Grant Ellis, natural resources manager with the Parks and Recreation Department, told the Rivard Report that efforts to preserve and manage the plant and wildlife diversity at Eisenhower Park have been going on since it opened to the public in 1988.
“We work to maintain and manage the land for the diversity of the native plants that it has present,” including native grasses, trees, and wildflowers. “We also have a lot of native wildlife such as armadillo, deer, raccoons, skunks, and as the weather warms up, we will be visited by snakes emerging from slumber.”
Ellis oversees the team that ensures park safety and maintenance once trails are constructed, which includes educating visitors about the importance of preserving and respecting the marked trails.

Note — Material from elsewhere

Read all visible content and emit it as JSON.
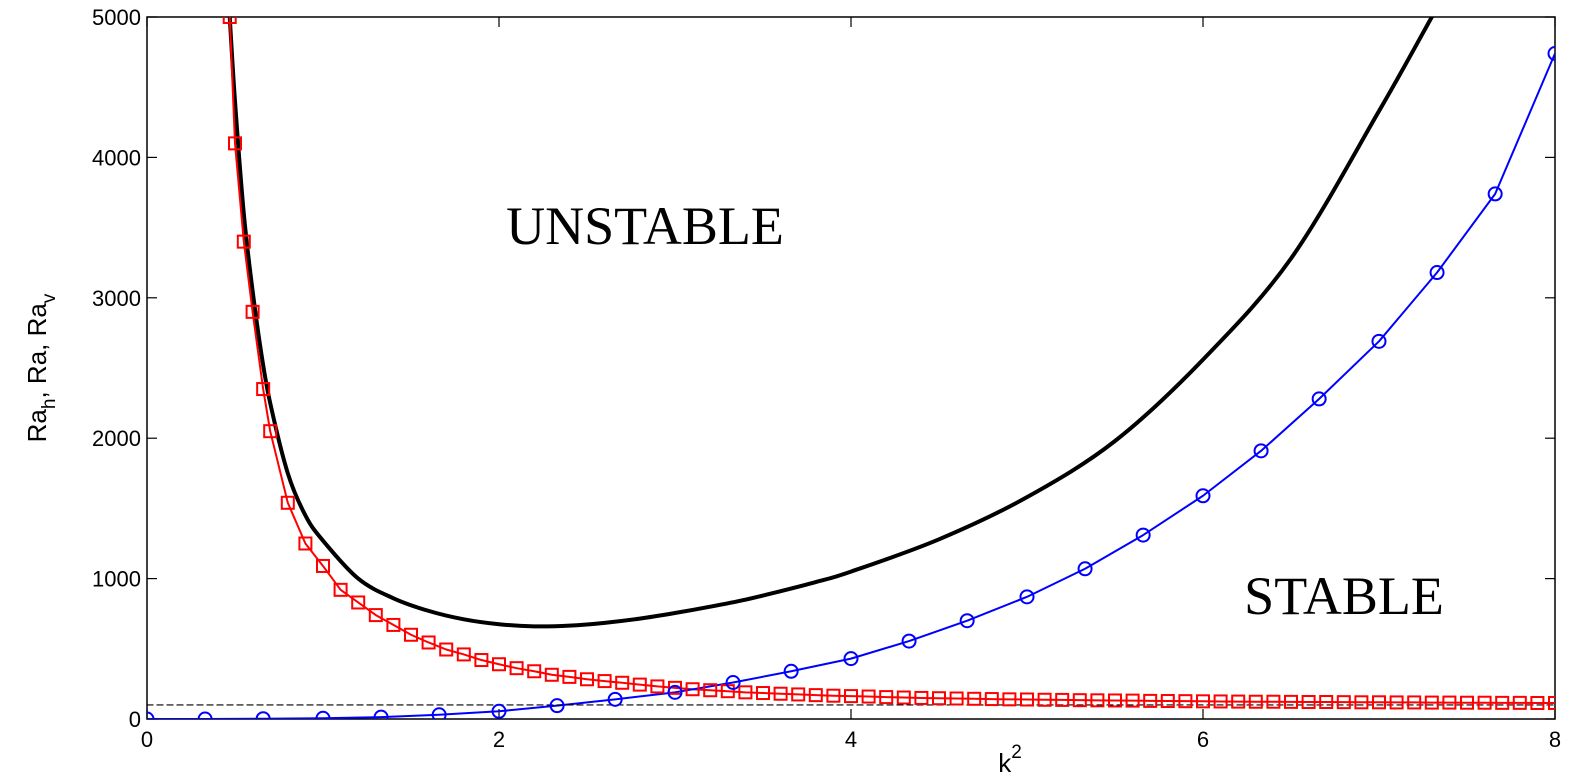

“We want people to be informed about the native diversity in the area so that they want to help us maintain the natural areas in the city for species like the endangered golden-cheeked warbler,” which reside in Eisenhower Park.
Construction of the entire Howard W. Peak Greenway Trail System is expected to be completed by 2021 with the exception of a small “spur trail” stemming out of Eisenhower Park and taking users slightly North up to Raymond Russel Park, Ross said.
“I have spent the last 12 years walking parks, trying to find connections that will help bring people together,” Ross said. “The best part about my job is being able to come out to the trails anonymously and see families and the elderly and children being able to use the trails and seeing the smiles on their faces. Seeing people enjoy what was created through this program brings me a lot of joy.”